Барбара откидывает волосы назад. Плавное движение, чем-то подобное движению капель на лобовом стекле.
— И всё-таки американцы вам не нравятся?
Пиао поворачивается к окну. Солнце яростно красное, как потёк крови на её светлом платье — он видел, как оно лежит на полу в ванной.
— Я не собираюсь обсуждать американцев, мы говорим о вас. Кровь всё ближе. Уезжайте из Китая. Всё это как-то с вами связано. Оно, как вода, утекает между пальцев. Не скажу, в чём именно дело, но я чувствую. Вы, сотрудник американского правительства, сама по себе часть загадки. Может, вы уже это поняли?
Она не говорит ни слова. Черта американского политика — держать язык за зубами.
— Уезжайте из Китая.
— Нет.
Она стоит перед ним на фоне солнца. Яростная. Слова не поспевают за чувствами.
— …нет. Кровь всё ближе, я знаю. Не надо вот мне рассказывать. Господи, мальчик умер у меня на руках.
Она суёт мокрое полотенце Пиао в руки и идёт в ванную.
— Никуда я не еду. Нас, девчонок из библейского пояса, так легко не испугать. Мой прадедушка стрелял и свежевал бизонов по прериям.
Старший следователь подносит полотенце к лицу. Американские женщины. Китайские женщины. Все пахнут одинаково… духами, железом и нерождёнными детьми.

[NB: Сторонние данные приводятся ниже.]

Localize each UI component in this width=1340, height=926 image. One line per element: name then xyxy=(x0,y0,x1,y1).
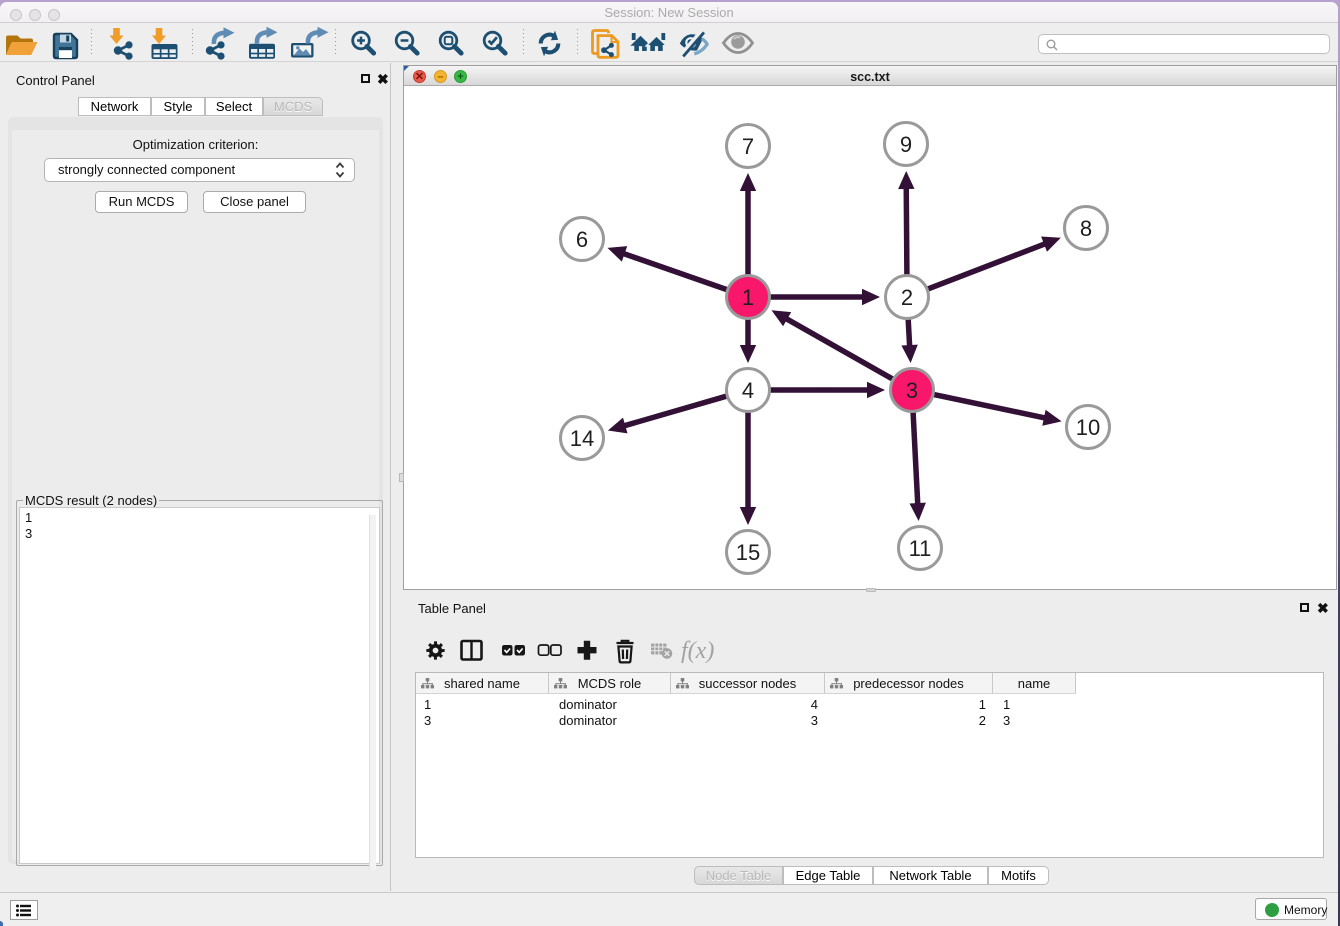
svg-text:11: 11 xyxy=(909,536,932,561)
svg-text:9: 9 xyxy=(900,132,912,157)
svg-text:6: 6 xyxy=(576,227,588,252)
svg-text:7: 7 xyxy=(742,134,754,159)
svg-text:8: 8 xyxy=(1080,216,1092,241)
svg-text:2: 2 xyxy=(901,285,913,310)
svg-text:3: 3 xyxy=(906,378,918,403)
svg-text:f(x): f(x) xyxy=(681,638,714,664)
svg-text:1: 1 xyxy=(742,285,754,310)
svg-text:10: 10 xyxy=(1076,415,1100,440)
svg-text:4: 4 xyxy=(742,378,754,403)
svg-text:15: 15 xyxy=(736,540,760,565)
svg-text:14: 14 xyxy=(570,426,594,451)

— Вы должны хорошо понимать ситуацию, если собираетесь оставаться в Китае. Я понимаю, что вы ведёте род от людей, не боящихся ничего, и что бы я ни сказал, это вашего решения остаться. В конце концов, что такое очередная смерть по сравнению со свежеванием бизона?
— Очередная смерть!
Завернувшись в сатиновое платье, она вылетает из ванной. Тонкие завязочки в её пальцах извиваются червями. Мимолётное видение… такие длинные ноги. Правильные изгибы, дуга лебединой шеи. Как же пусто внутри. Он понимает, что отдал бы всё, лишь бы руками провести по этой нежной коже.
— Очередная смерть?
Старший следователь огибает кровать, пусть она станет барьером между ними.